By Paul Barbano | Sep 19, 2012
Colorful hyacinths bloom earlier than most trees and shrubs to add beauty to early spring gardens.

In Colorado Springs, there is a natural wonder with ancient sedimentary beds of blue, red, purple and white.  This is the Garden of the Gods.  Whether it is Eden or Colorado, we seem to like the idea of a home for the gods.

Years ago, a young Greek nymph named Echo fell in love with a handsome man named Narcissus, but he broke off the relationship. Echo was so heartbroken that she hid in a cave and pined away until only her voice remained.

The handsome Narcissus instead fell in love with himself.  While admiring his own reflection in a pool, he fell in, drowned, and became the flower we know today.

Both the god Apollo and Zephyr the West Wind loved another handsome Greek boy named Hyacinth.

The wind god Zephyr was jealous that Hyacinth chose the glowing archery god Apollo, so during a game of discus, Zephyr blew Apollo's discus off course, and the discus killed Hyacinth. Apollo could not bear to have Hades take young Hyacinth, and Apollo made the fragrant flower hyacinth sprout from Hyacinth's blood. Even today, wild hyacinths have markings on their petals of the letter "A" in Greek, a letter that signifies the sound of crying.

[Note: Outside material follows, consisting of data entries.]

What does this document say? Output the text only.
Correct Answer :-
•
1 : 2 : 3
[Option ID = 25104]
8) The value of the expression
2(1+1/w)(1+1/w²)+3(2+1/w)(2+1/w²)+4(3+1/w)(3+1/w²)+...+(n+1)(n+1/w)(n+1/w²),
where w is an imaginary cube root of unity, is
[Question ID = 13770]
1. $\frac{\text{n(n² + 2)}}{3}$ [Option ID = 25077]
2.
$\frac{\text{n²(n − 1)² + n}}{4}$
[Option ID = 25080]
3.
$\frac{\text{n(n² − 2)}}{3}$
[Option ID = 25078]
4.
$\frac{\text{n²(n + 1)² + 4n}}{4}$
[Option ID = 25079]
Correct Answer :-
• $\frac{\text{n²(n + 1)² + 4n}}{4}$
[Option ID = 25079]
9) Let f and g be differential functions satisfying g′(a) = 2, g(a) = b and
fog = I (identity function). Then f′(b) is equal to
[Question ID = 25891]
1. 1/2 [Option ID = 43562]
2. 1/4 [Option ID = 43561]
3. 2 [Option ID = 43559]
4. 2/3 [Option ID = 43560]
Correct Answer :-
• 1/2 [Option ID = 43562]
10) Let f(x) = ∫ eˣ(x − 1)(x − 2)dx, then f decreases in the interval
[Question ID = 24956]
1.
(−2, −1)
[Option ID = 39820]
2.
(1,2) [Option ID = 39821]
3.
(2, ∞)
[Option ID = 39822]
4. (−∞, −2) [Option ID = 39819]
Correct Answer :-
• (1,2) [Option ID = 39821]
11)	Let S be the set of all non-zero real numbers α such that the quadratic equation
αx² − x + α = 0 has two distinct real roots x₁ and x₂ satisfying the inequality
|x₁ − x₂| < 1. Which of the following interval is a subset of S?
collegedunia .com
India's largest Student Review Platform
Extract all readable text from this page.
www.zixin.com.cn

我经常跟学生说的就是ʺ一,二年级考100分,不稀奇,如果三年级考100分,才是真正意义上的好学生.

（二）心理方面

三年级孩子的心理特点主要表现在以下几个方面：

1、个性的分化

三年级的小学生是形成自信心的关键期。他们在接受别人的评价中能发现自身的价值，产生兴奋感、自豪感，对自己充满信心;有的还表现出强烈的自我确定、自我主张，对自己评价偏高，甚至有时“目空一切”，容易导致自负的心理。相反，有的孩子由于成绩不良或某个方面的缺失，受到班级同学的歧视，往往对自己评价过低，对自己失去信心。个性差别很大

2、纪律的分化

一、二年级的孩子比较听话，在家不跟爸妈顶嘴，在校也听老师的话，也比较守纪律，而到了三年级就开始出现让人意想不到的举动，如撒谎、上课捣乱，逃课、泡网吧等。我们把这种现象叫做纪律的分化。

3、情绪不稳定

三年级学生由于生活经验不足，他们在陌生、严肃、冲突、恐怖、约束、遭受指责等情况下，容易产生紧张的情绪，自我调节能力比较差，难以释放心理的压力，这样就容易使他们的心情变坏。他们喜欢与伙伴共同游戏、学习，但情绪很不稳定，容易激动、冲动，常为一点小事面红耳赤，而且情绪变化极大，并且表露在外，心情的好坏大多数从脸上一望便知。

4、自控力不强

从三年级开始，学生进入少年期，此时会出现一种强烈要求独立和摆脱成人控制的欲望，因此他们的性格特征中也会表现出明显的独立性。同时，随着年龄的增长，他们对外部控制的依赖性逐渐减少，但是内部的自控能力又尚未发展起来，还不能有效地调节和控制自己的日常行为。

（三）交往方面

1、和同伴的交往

Then there is the passionate love affair of the Greek gods Zeus and Hura, whose love was so passionate that their homeland burst into blooms of crocuses.

Hyacinth bulbs contain oxalic acid that can irritate sensitive skin, so be careful handling them. You can wear gloves to avoid irritation.

All of these bulbs need good soil drainage so they will not rot.  If your soil is dense with a lot of clay, try adding compost, peat moss or even sand to the top 12 inches of soil.

Bulbs need phosphorous for root development. Since phosphorous does not move through the soil, mix it right into the planting mix, just below where the bulbs are planted.

Bone meal is a good organic source of phosphorus.  Or use a specialty organic bulb fertilizer.  As soon as the shoots come up in the spring, sprinkle slower-acting organic bulb food around them.

Because narcissus, hyacinths, and crocuses bloom before most trees or shrubs leaf out, you can successfully plant them under trees and shrubs.

A good rule of thumb is to plant bulbs two to three times as deep as the bulb is tall. Plant narcissus, hyacinths and crocuses with the nose of the bulb upward.

You can either plant each bulb individually in its own hole or dig up the entire bed, place the bulbs on the open area, then cover with soil.  If you want to plant bulbs in a grassy area, try using a bulb-planting attachment for cordless power drills.  You can even get creative and spell out greetings with the crocus bulbs that will bloom into a flowery message in early spring.

Immediately water the bulbs after planting.

Watering settles the soil and eliminates air pockets.  The water will hydrate the bulbs and they will begin sending out roots.

You can plant fall bulbs right up until the ground freezes.

Plant the trio of narcissus, hyacinths and crocuses now, and next year your yard will burst into bloom worthy of the gods.